Seth and I have been struggling mightily with our household lately. Sunny knows there are only a few weeks before she goes home, and she’s ramped up her behaviors significantly. Intellectually I get that she’s pushing us and her sister away so that leaving is easier. I get that she’s only 10, and is struggling. She wants to be home right now, dammit. She doesn’t understand why she has to complete the school year here. She doesn’t understand her feelings, doesn’t have good coping mechanisms despite a lot of therapy trying to help her with that, and is basically just full of resentment.
It comes out as defiance, lying, and meanness to the extreme. She tells her sweet little 6-year-old sister Sprout not to say she’s her sister and that she doesn’t love her, and that she, in fact, hates her. She tells her sister terribly mean things, and bosses her around relentlessly. She tells Seth and me terribly mean things, like that I look pregnant on any given day, and I shouldn’t wear that outfit if I don’t want people to say that. She tells me her friends all say I look like a boy because I have short hair. She tells me I smell, or that I have too many chins to be pretty, and so on. It’s relentless.
I can cope with her meanness toward me ok but I hate it when she’s mean to Sprout. And her lying drives me right up the wall. She’s taken to urinating in all sorts of strange places too, which we think is her trying to be so “bad” that we will send her home early. She’s actually admitted she’s trying to be as bad as possible so we’ll give up on her and send her home.
She’s just Not OK.
We have a countdown chart on the refrigerator that she is using to track how long before she can go home, but man, it’s not helping. Sunny is a flat out mess.
Our house does not feel like a home with this level of dysregulation dominating everything. I don’t want to be in those four walls except when she’s at school, and I just start to relax when it’s time for her to come home each day. In short, this end of her stay with us feels like torture.
Consequently, just imagine my delight at having a “girls weekend” scheduled with a friend from law school this weekend! Three days away from Sunny and her emotional chaos and acting out! (Also, poor Seth at home with Sunny solo…)
My friend and I are staying at a VRBO in the middle of a field surrounded by woods. I’ve listened with joy to wood thrush and veery, spotted a flicker and a cat bird, and got to watch a tiny fawn wobble all knock-kneed into the woods. It’s sunshine and rain, fresh breeze and cool air, good fresh food, and good company. I can feel the stress flowing off me.
Yet even despite all the joys this escape has to offer, I found myself a little homesick. I’m not homesick for the place I call home, but the people.
My friend and I were at the local farmer’s market this morning when I got a call from Sprout’s Girl Scout leader. Sprout happened to be Girl Scout camping for the first time ever near where my VRBO is, and she’d come down with a fever and wanted me to come get her. So I did, of course. My friend graciously dropped her plans and we went to fetch Sprout at Girl Scout camp.
As I forced Sprout to lie down to rest, I crawled into bed with her for my own nap. I gazed on her lovely little almond shaped face, still a little flushed from fever, and realized how content I suddenly was. Sprout is home. How a fellow human can feel like home is a mystery to me, but it’s true.

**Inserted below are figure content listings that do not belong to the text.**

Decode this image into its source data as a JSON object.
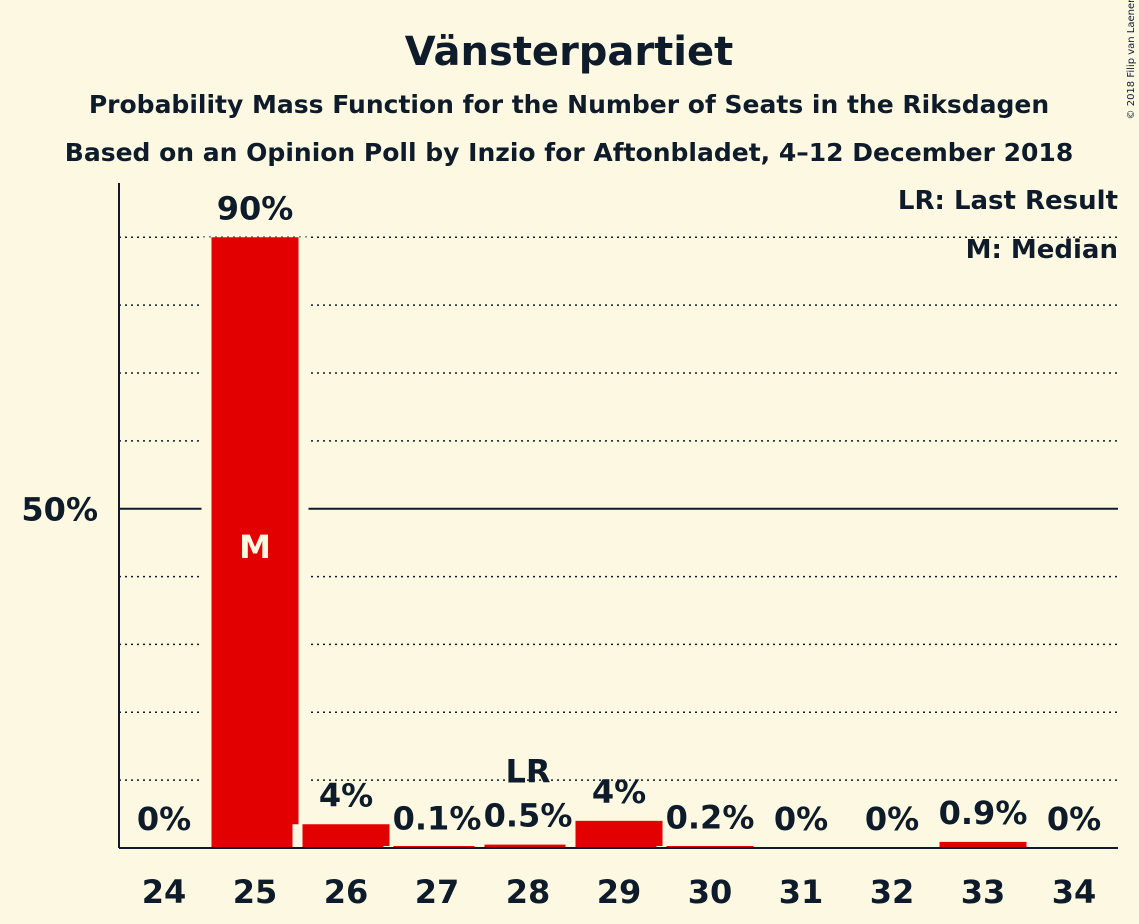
{
  "title": "Vänsterpartiet",
  "subtitle": "Probability Mass Function for the Number of Seats in the Riksdagen",
  "subtitle2": "Based on an Opinion Poll by Inzio for Aftonbladet, 4–12 December 2018",
  "copyright": "© 2018 Filip van Laenen",
  "legend": {
    "last_result": "LR: Last Result",
    "median": "M: Median"
  },
  "colors": {
    "background": "#fdf8e1",
    "bar": "#e30000",
    "text": "#0d1b2a"
  },
  "chart_data": {
    "type": "bar",
    "categories": [
      "24",
      "25",
      "26",
      "27",
      "28",
      "29",
      "30",
      "31",
      "32",
      "33",
      "34"
    ],
    "values": [
      0,
      90,
      3.5,
      0.1,
      0.5,
      4,
      0.2,
      0,
      0,
      0.9,
      0
    ],
    "value_labels": [
      "0%",
      "90%",
      "4%",
      "0.1%",
      "0.5%",
      "4%",
      "0.2%",
      "0%",
      "0%",
      "0.9%",
      "0%"
    ],
    "ylim": [
      0,
      98
    ],
    "yticks": [
      {
        "value": 50,
        "label": "50%"
      }
    ],
    "gridlines": [
      10,
      20,
      30,
      40,
      60,
      70,
      80,
      90
    ],
    "median": {
      "category": "25",
      "label": "M"
    },
    "last_result": {
      "category": "28",
      "label": "LR"
    }
  }
}
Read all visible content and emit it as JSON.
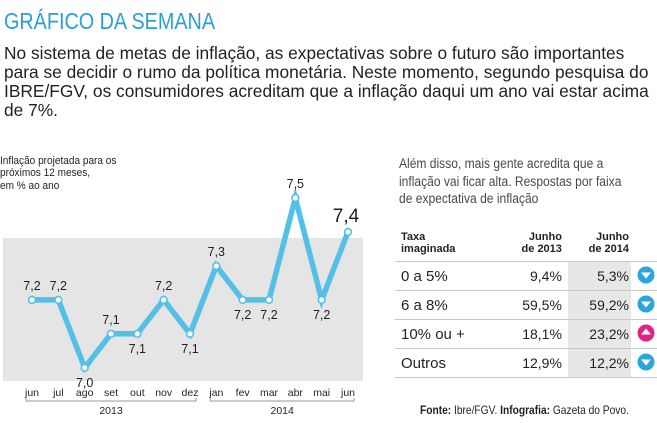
{
  "header": {
    "section_title": "GRÁFICO DA SEMANA",
    "intro_text": "No sistema de metas de inflação, as expectativas sobre o futuro são importantes para se decidir o rumo da política monetária. Neste momento, segundo pesquisa do IBRE/FGV, os consumidores acreditam que a inflação daqui um ano vai estar acima de 7%."
  },
  "colors": {
    "accent": "#2a9fd6",
    "line": "#54c0e8",
    "plot_bg": "#e5e5e5",
    "down_icon": "#2aa6dd",
    "up_icon": "#e0218a",
    "highlight_col": "#e7e7e7"
  },
  "chart_data": {
    "type": "line",
    "title": "Inflação projetada para os próximos 12 meses, em % ao ano",
    "caption_lines": [
      "Inflação projetada para os",
      "próximos 12 meses,",
      "em % ao ano"
    ],
    "categories": [
      "jun",
      "jul",
      "ago",
      "set",
      "out",
      "nov",
      "dez",
      "jan",
      "fev",
      "mar",
      "abr",
      "mai",
      "jun"
    ],
    "values": [
      7.2,
      7.2,
      7.0,
      7.1,
      7.1,
      7.2,
      7.1,
      7.3,
      7.2,
      7.2,
      7.5,
      7.2,
      7.4
    ],
    "labels": [
      "7,2",
      "7,2",
      "7,0",
      "7,1",
      "7,1",
      "7,2",
      "7,1",
      "7,3",
      "7,2",
      "7,2",
      "7,5",
      "7,2",
      "7,4"
    ],
    "year_groups": [
      {
        "label": "2013",
        "from": 0,
        "to": 6
      },
      {
        "label": "2014",
        "from": 7,
        "to": 12
      }
    ],
    "ylim": [
      6.97,
      7.55
    ],
    "xlabel": "",
    "ylabel": "",
    "grid": false
  },
  "side_panel": {
    "note": "Além disso, mais gente acredita que a inflação vai ficar alta. Respostas por faixa de expectativa de inflação",
    "note_lines": [
      "Além disso, mais gente acredita que a",
      "inflação vai ficar alta. Respostas por faixa",
      "de expectativa de inflação"
    ],
    "table": {
      "headers": [
        {
          "line1": "Taxa",
          "line2": "imaginada"
        },
        {
          "line1": "Junho",
          "line2": "de 2013"
        },
        {
          "line1": "Junho",
          "line2": "de 2014"
        }
      ],
      "rows": [
        {
          "range": "0 a 5%",
          "jun2013": "9,4%",
          "jun2014": "5,3%",
          "trend": "down"
        },
        {
          "range": "6 a 8%",
          "jun2013": "59,5%",
          "jun2014": "59,2%",
          "trend": "down"
        },
        {
          "range": "10% ou +",
          "jun2013": "18,1%",
          "jun2014": "23,2%",
          "trend": "up"
        },
        {
          "range": "Outros",
          "jun2013": "12,9%",
          "jun2014": "12,2%",
          "trend": "down"
        }
      ]
    }
  },
  "footer": {
    "source_label": "Fonte:",
    "source_value": " Ibre/FGV. ",
    "infographic_label": "Infografia:",
    "infographic_value": " Gazeta do Povo."
  }
}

This isn’t the first time I’ve felt that way about another human. My best friend in high school – who is still my beloved BFF – was the first time another human felt like home. I’ve felt that way about my husband. But it’s the first time I’ve recognized that my own child feels like home to me now.
Now that she’s here in this little cabin, I’m not homesick anymore. I am, in a word, content.
I think home will start to feel homey again in a few weeks when Sunny leaves. Her distress is palpable in the air right now. It’s almost something you can smell when you walk in. When she has left with all her things, I will tear out the urine soaked carpet from her room and reclaim the space as our office. I shall get all new agey, and burn some cleansing incense and do some reiki and anything else I can think of to restore my house’s equilibrium.
Seth and I have our own work to do. As we’ve wound down our fostering, we’ve recognized that we have neglected our marriage for the 8 1/2 years we have fostered, and it’s in need of some TLC. We have focused our energy on kids’ extensive needs and putting out the eternal fires of chaos rather than on each other. Dates? What are those? We have a marriage therapist, and summer vacation plans in France, and hopes that when Sunny is gone, we can settle into a kind of peaceful family life with Sprout that we’ve never experienced before. We hope that our house and the other person will start to feel like home again, too.
But man, foster care is hard on marriage, family, sanity, house, and self. I admire people who have done it for 25 years or more like hell, but I haven’t got what it takes for that. 8 1/2 years of it was everything I had.
Today, though, I’m just going to delight in my feisty, funny, sweet daughter and how homey her little self feels to me.